Frymer-Kensky doesn’t believe that the patriarchs adhere rigidly to the ancient Near Eastern customs. For example, Isaac could have made Esau his heir on his death-bed, notwithstanding the fact that Esau had sold Jacob his birthright; but Isaac didn’t do so, perhaps because he chose to follow God rather than his own personal preferences.
3. Jacob Neusner, “Form and Meaning in Mishnah,” JAAR 45/I (1977) 27-54.
On pages 36-37, Neusner says that the Mishnah often conflates past, present, and future tenses, showing that its concern is not really the context of the situation it’s describing, but rather “a world detached from time.”
I don’t entirely understand what he’s saying here. Is his point that the Mishnah describes an ideal world and was never intended to be obeyed in real life? In the article in (2), Tikva Frymer-Kensky said that certain ancient Near Eastern legal codes were like that: they conveyed the principles of an ideal society of justice, meaning they weren’t literally followed.
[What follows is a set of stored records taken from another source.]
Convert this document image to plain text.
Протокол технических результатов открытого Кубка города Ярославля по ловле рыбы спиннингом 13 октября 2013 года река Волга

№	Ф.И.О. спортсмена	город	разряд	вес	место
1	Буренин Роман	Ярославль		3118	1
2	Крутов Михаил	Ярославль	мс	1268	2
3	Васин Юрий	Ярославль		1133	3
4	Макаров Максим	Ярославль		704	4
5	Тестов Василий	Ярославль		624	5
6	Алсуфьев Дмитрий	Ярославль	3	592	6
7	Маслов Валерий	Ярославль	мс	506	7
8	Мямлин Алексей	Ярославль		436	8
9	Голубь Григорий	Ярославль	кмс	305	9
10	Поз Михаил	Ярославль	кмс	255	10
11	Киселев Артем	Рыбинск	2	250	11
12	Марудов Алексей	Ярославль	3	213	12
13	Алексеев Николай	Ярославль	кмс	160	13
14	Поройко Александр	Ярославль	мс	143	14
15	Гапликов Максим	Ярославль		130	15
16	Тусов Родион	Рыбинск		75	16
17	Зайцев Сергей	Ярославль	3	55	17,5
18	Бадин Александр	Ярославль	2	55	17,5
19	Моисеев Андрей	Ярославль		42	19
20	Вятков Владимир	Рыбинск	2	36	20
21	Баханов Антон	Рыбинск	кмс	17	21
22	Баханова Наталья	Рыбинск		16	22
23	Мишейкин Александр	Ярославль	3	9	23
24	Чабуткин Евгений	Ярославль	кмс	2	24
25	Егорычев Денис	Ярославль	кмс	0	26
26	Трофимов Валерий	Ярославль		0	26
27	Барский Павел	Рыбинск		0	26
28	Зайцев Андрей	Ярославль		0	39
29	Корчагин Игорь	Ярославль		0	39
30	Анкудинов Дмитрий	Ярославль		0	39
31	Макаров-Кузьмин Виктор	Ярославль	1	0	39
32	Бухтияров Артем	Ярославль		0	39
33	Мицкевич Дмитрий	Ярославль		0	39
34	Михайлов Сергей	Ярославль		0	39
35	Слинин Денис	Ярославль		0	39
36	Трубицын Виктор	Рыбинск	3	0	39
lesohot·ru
Biblical scholars have said the same about the Torah, for they deem such laws as the Jubilee and the cancellation of debts to be impractical (see my posts, Impractical Laws? and Impractical Laws, Part II).
I don’t think Neusner is making that point, for he talks a lot about obeying the Mishnah. But he believes that the rabbis conceived the Mishnah to be a timeless sort of document, one that portrayed a well-ordered society, which the Jews were to try to approximate.
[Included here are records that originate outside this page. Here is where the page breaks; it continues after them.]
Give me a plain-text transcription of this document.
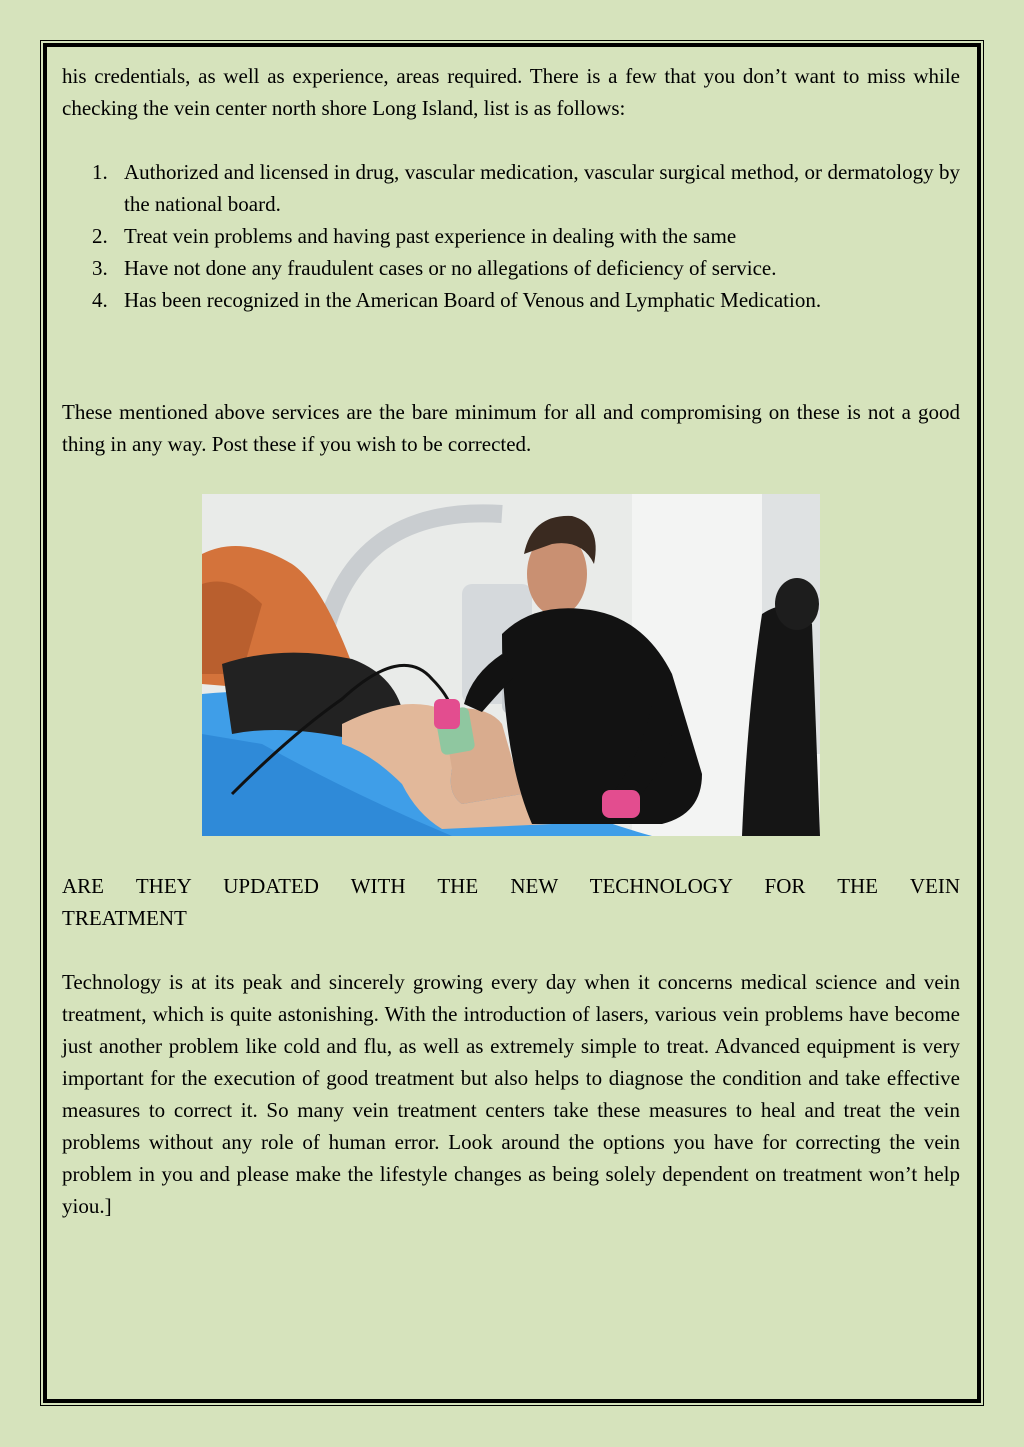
his credentials, as well as experience, areas required. There is a few that you don’t want to miss while checking the vein center north shore Long Island, list is as follows:

1. Authorized and licensed in drug, vascular medication, vascular surgical method, or dermatology by the national board.
2. Treat vein problems and having past experience in dealing with the same
3. Have not done any fraudulent cases or no allegations of deficiency of service.
4. Has been recognized in the American Board of Venous and Lymphatic Medication.

These mentioned above services are the bare minimum for all and compromising on these is not a good thing in any way. Post these if you wish to be corrected.

ARE THEY UPDATED WITH THE NEW TECHNOLOGY FOR THE VEIN
TREATMENT

Technology is at its peak and sincerely growing every day when it concerns medical science and vein treatment, which is quite astonishing. With the introduction of lasers, various vein problems have become just another problem like cold and flu, as well as extremely simple to treat. Advanced equipment is very important for the execution of good treatment but also helps to diagnose the condition and take effective measures to correct it. So many vein treatment centers take these measures to heal and treat the vein problems without any role of human error. Look around the options you have for correcting the vein problem in you and please make the lifestyle changes as being solely dependent on treatment won’t help yiou.]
4. William Holladay, “Hebrew Verse Structure Revisited (I): Which Words Count?”, Journal of Biblical Literature 118/1 (1999) 19-32.
To be honest, the structure of biblical poetry does not interest me, since I’m more intrigued by the theologies and ideologies within the Hebrew Bible, rather than counting beats. But poetic structure is a big topic within biblical scholarship, so I should know about it. This article was about “units.” In biblical poetry, there are cola. A bicola contains two words, and a tricola has three. And two cola are often parallel to one another, expressing similar ideas. But what counts as a word, or unit, in a cola? That’s what Holladay tackles. There are times when certain words count as a unit, and there are times when they are attached to another word, meaning two words count as one unit.
Like I said, it’s not my favorite topic!